The mists were thinning around us, but I observed with some surprise that a dense cloud below us—cut off sharply from its now unsubstantial fellows—maintained its position relatively to the Attila unchanged. Evidently Hartmann was purposely lurking behind this barrier, and proposed to deliver his first blow on an absolutely unsuspecting victim. Looking more attentively I noted a thin longitudinal rift in this cloud through which could be seen, though dimly, the sea, and in this something dark and indistinct, no bigger than an ordinary pea. It was the ironclad!
The Attila began to sink rapidly—the rift lengthened and broadened as I gazed, the pea swelled into a two-masted, two-funnelled battle-ship with a trail of black smoke faintly decipherable in her wake. Down, down, down we dropped—we were now on the fringe of the upper surface of the cloud, and the great ship, now only some 300 feet below us, was revealing itself clearly to the eye. At this point our downward motion ceased, and the Attila began to describe short curves at the level of the screening cloud, now skimming over its dank masses, now flashing over the rift that stretched directly over her unsuspecting prey. Four evolutions of this sort had taken place, and now for the fifth time we were gliding over the rift, when I heard a cheer raised by some men on the lower gallery, and craning my head over the railing, saw something black flash through space and splash in a big green wave that was flinging itself against the vessel’s stern. It was the moment of the “first blow,” and—might the omen hold good!—the first blow had failed.

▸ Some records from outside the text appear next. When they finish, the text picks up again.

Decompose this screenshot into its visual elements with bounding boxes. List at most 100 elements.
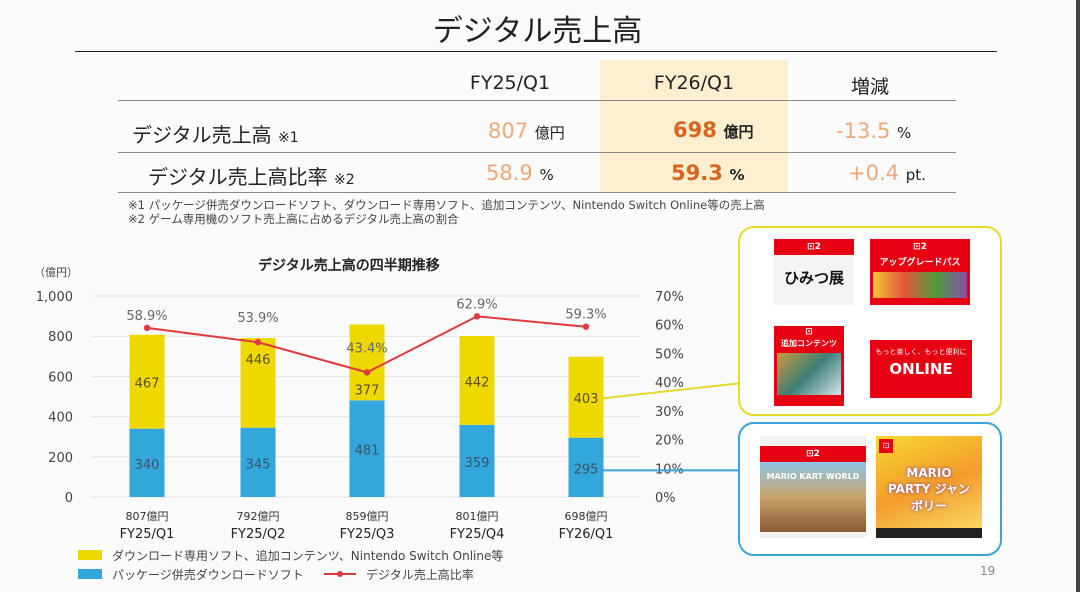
change-digital-ratio: +0.4 pt. xyxy=(848,161,926,185)
y2-tick-label: 0% xyxy=(655,491,676,506)
legend-item-package: パッケージ併売ダウンロードソフト xyxy=(78,566,304,582)
legend-swatch-yellow xyxy=(78,550,102,560)
bar-label-package: 295 xyxy=(574,462,599,477)
prev-digital-sales: 807 億円 xyxy=(488,119,565,143)
ratio-point xyxy=(363,369,371,376)
row-label-digital-sales: デジタル売上高 ※1 xyxy=(132,119,299,148)
y2-tick-label: 60% xyxy=(655,319,684,334)
table-rule xyxy=(118,152,956,153)
cur-digital-sales: 698 億円 xyxy=(673,118,754,142)
unit: 億円 xyxy=(723,123,754,141)
bar-download-only-FY25/Q3 xyxy=(349,324,385,401)
product-card-upgrade-pass: ⊡2 アップグレードパス xyxy=(870,239,970,305)
table-rule xyxy=(118,100,956,101)
x-tick-label: FY25/Q2 xyxy=(231,527,286,542)
value: 698 xyxy=(673,118,717,142)
bar-label-download-only: 446 xyxy=(246,353,271,368)
product-card-mario-party: ⊡ MARIO PARTY ジャンボリー xyxy=(876,436,982,538)
card-text: 追加コンテンツ xyxy=(781,339,837,348)
bar-package-FY25/Q1 xyxy=(129,428,165,497)
row-label-text: デジタル売上高比率 xyxy=(148,165,328,189)
total-label: 792億円 xyxy=(237,510,280,523)
total-label: 807億円 xyxy=(126,510,169,523)
ratio-label: 62.9% xyxy=(456,297,497,312)
card-footer xyxy=(876,528,982,538)
title-divider xyxy=(75,51,997,52)
bar-package-FY25/Q2 xyxy=(240,427,276,497)
ratio-label: 43.4% xyxy=(346,341,387,356)
product-card-add-on: ⊡ 追加コンテンツ xyxy=(774,326,844,406)
change-digital-sales: -13.5 % xyxy=(836,119,911,143)
y-tick-label: 0 xyxy=(65,491,73,506)
ratio-label: 53.9% xyxy=(237,311,278,326)
bar-label-download-only: 403 xyxy=(574,392,599,407)
bar-label-package: 359 xyxy=(465,456,490,471)
cur-digital-ratio: 59.3 % xyxy=(671,161,745,185)
legend-line-marker-icon xyxy=(324,571,356,577)
card-tagline: もっと楽しく、もっと便利に xyxy=(875,348,967,356)
card-text: MARIO PARTY ジャンボリー xyxy=(887,466,971,513)
bar-label-package: 481 xyxy=(355,444,380,459)
legend-label: パッケージ併売ダウンロードソフト xyxy=(112,567,304,582)
y2-tick-label: 70% xyxy=(655,290,684,305)
connector-download-only xyxy=(603,382,741,400)
page-number: 19 xyxy=(980,564,996,578)
total-label: 859億円 xyxy=(346,510,389,523)
row-label-digital-ratio: デジタル売上高比率 ※2 xyxy=(148,161,355,190)
chart-title: デジタル売上高の四半期推移 xyxy=(258,258,440,274)
card-text: ひみつ展 xyxy=(783,269,844,287)
legend-item-ratio: デジタル売上高比率 xyxy=(322,566,474,582)
switch-logo-icon: ⊡ xyxy=(774,326,844,338)
bar-package-FY26/Q1 xyxy=(568,437,604,497)
col-header-prev: FY25/Q1 xyxy=(469,72,551,94)
bar-download-only-FY25/Q4 xyxy=(459,335,495,425)
row-note: ※2 xyxy=(333,172,355,188)
legend-label: ダウンロード専用ソフト、追加コンテンツ、Nintendo Switch Onli… xyxy=(112,548,504,563)
package-download-products-panel: ⊡2 MARIO KART WORLD ⊡ MARIO PARTY ジャンボリー xyxy=(738,422,1002,556)
unit: % xyxy=(729,166,745,184)
footnotes: ※1 パッケージ併売ダウンロードソフト、ダウンロード専用ソフト、追加コンテンツ、… xyxy=(128,198,765,226)
row-label-text: デジタル売上高 xyxy=(132,123,272,147)
product-card-mario-kart: ⊡2 MARIO KART WORLD xyxy=(760,436,866,538)
unit: pt. xyxy=(905,166,926,184)
y-tick-label: 600 xyxy=(48,370,73,385)
x-tick-label: FY25/Q1 xyxy=(120,527,175,542)
bar-label-download-only: 467 xyxy=(135,377,160,392)
bar-label-download-only: 377 xyxy=(355,383,380,398)
footnote-2: ※2 ゲーム専用機のソフト売上高に占めるデジタル売上高の割合 xyxy=(128,212,459,226)
ratio-point xyxy=(582,323,590,330)
value: 807 xyxy=(488,119,529,143)
unit: % xyxy=(897,124,912,142)
ratio-point xyxy=(143,324,151,332)
bar-package-FY25/Q4 xyxy=(459,424,495,497)
legend-swatch-blue xyxy=(78,569,102,579)
switch2-logo-icon: ⊡2 xyxy=(774,239,854,255)
slide-title: デジタル売上高 xyxy=(432,14,643,49)
y2-tick-label: 30% xyxy=(655,405,684,420)
total-label: 698億円 xyxy=(565,510,608,523)
bar-download-only-FY25/Q2 xyxy=(240,338,276,428)
prev-digital-ratio: 58.9 % xyxy=(486,161,554,185)
window-edge xyxy=(1076,0,1080,592)
bar-label-download-only: 442 xyxy=(465,375,490,390)
highlight-column xyxy=(600,60,788,192)
switch2-logo-icon: ⊡2 xyxy=(870,239,970,255)
y-tick-label: 800 xyxy=(48,330,73,345)
total-label: 801億円 xyxy=(456,510,499,523)
y-tick-label: 200 xyxy=(48,451,73,466)
ratio-label: 58.9% xyxy=(126,309,167,324)
row-note: ※1 xyxy=(277,130,299,146)
x-tick-label: FY26/Q1 xyxy=(559,527,614,542)
bar-label-package: 340 xyxy=(135,458,160,473)
switch-logo-icon: ⊡ xyxy=(879,439,893,453)
ratio-point xyxy=(473,313,481,320)
card-hanger xyxy=(760,436,866,446)
product-card-himitsu: ⊡2 ひみつ展 xyxy=(774,239,854,305)
ratio-label: 59.3% xyxy=(565,308,606,323)
download-only-products-panel: ⊡2 ひみつ展 ⊡2 アップグレードパス ⊡ 追加コンテンツ もっと楽しく、もっ… xyxy=(738,226,1002,416)
legend-item-download-only: ダウンロード専用ソフト、追加コンテンツ、Nintendo Switch Onli… xyxy=(78,547,503,563)
footnote-1: ※1 パッケージ併売ダウンロードソフト、ダウンロード専用ソフト、追加コンテンツ、… xyxy=(128,198,765,212)
switch2-logo-icon: ⊡2 xyxy=(760,446,866,462)
value: 58.9 xyxy=(486,161,533,185)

Again a curve over the rift, and once more a failure, at least so it seemed at first, for this time, again, a splash by the stern rejoiced me. But my satisfaction was momentary. A few seconds after I saw a cloud of smoke shoot upwards from the ironclad, followed by a deafening crash. The third bomb had told. And in the horrid confusion that followed, the Attila threw off her secrecy, slipped through the cloud, and floated down to the vessel like some huge bird of prey—the very embodiment of masterful and shameless power.
As the smoke cleared away, revealing the strange visitor from the clouds, the feelings of the officers and crew must have been as unique as they were terrible. Amazement, a sense of complete unpreparedness and helplessness, going along with the disastrous results of the explosion, must have unnerved even the boldest. The great battle-ship was wholly at the mercy of the foe that rode so contemptuously above it.
THE BATTLE-SHIP AT THE ‘ATTILA’S’ MERCY.